Luke recorded a parable by Jesus in 18:9-14 of his gospel. The story Jesus told was about two men in the temple and their approach God. The first man, a Pharisee, came before God reciting a checklist of all of the good things he had done. Interestingly, Christ never suggested that the man didn’t do the things of which he boasted nor did He say they were exaggerated or embellished in any way.
However, His story does ring with an indictment of the man for a failure to be up front about the less favorable characteristics of his life. The Pharisee’s presentation focused solely on the good things that he had done while ignoring his darker deeds. His approach to God was the equivalent of a man accused of a crime pleading innocent to every crime except the one for which he was accused. Everything that he said was true—but it was incomplete in such a way as to be inaccurate and distorted.
The second man, a tax collector, was just the opposite. At first glance, we might be tempted to think that he suffered from a poor self-image since he spoke only of how bad he was and threw himself upon the mercy of God. While his account seems as unbalanced as the first man’s, in reality it is not.
Whereas the Pharisee assumed that his good deeds somehow outweighed his bad ones and earned Him relationship with God, the second man understood that his sinfulness meant that he couldn’t be good enough to be good enough so he made no pretension. He entered a guilty plea and concluded that divine mercy (rather than his deeds), would have to be the basis for a relationship with God. While this runs counter to so much of the message from our culture, the truth is, it is the truth. And, any image of ourselves that is built on something other than the truth cannot be healthy and ultimately will not stand.
Moreover, it cannot provide a sound basis for relationships with others.
As revealing as the parable is, it is Luke’s preface has always startled me with its relational clarity. There were some in Jesus’ audience who “were confident of their own righteousness,” (v. 9). In other words, they were living under the delusion that they were good enough to be good enough. They believed they had merited God’s favor by their virtuous life. As we’ve noted, this isn’t true so it cannot be healthy. A self-image that causes one to boast before God is a relational accident looking for a place to happen. Little wonder that Luke finishes his description of such people by telling us they, ‘looked down on everybody else,” (v. 9). How could they not? If they believed themselves to be good enough to good enough for God, then obviously everyone who didn’t measure up (the rest of the general population), would suffer by comparison.

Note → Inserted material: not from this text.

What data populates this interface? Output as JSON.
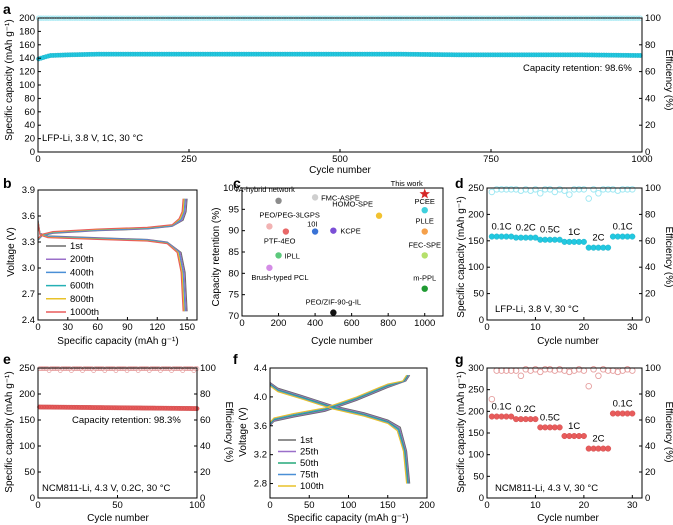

At this point I’m afraid that it becomes easy to be dismissive of this episode by telling ourselves, Well, I’m okay here because I recognize that I need God’s grace. While it’s certainly good to have the understanding that a healthy relationship between God and man is not possible without God’s grace, that’s recognizing only half of Jesus’ teaching here.
Relationships aren’t just vertical (between God and man), they are also horizontal (between man and man), and Jesus taught in Matthew 22:37-40 that both kinds of relationships are foundational to God and our relationship with Him! This too is the teaching of the parable – the grace that fosters our relationship with God also forms the basis for our relationship with others.
The Pharisee’s pride distanced himself and created a barrier between himself and others. By contrast, the tax collector’s admission of his need for grace tore down those walls and enabled him to see that all people stand together as sinners in need of God’s grace. No one is different, special, or unique in this regard. Everyone is in need of grace.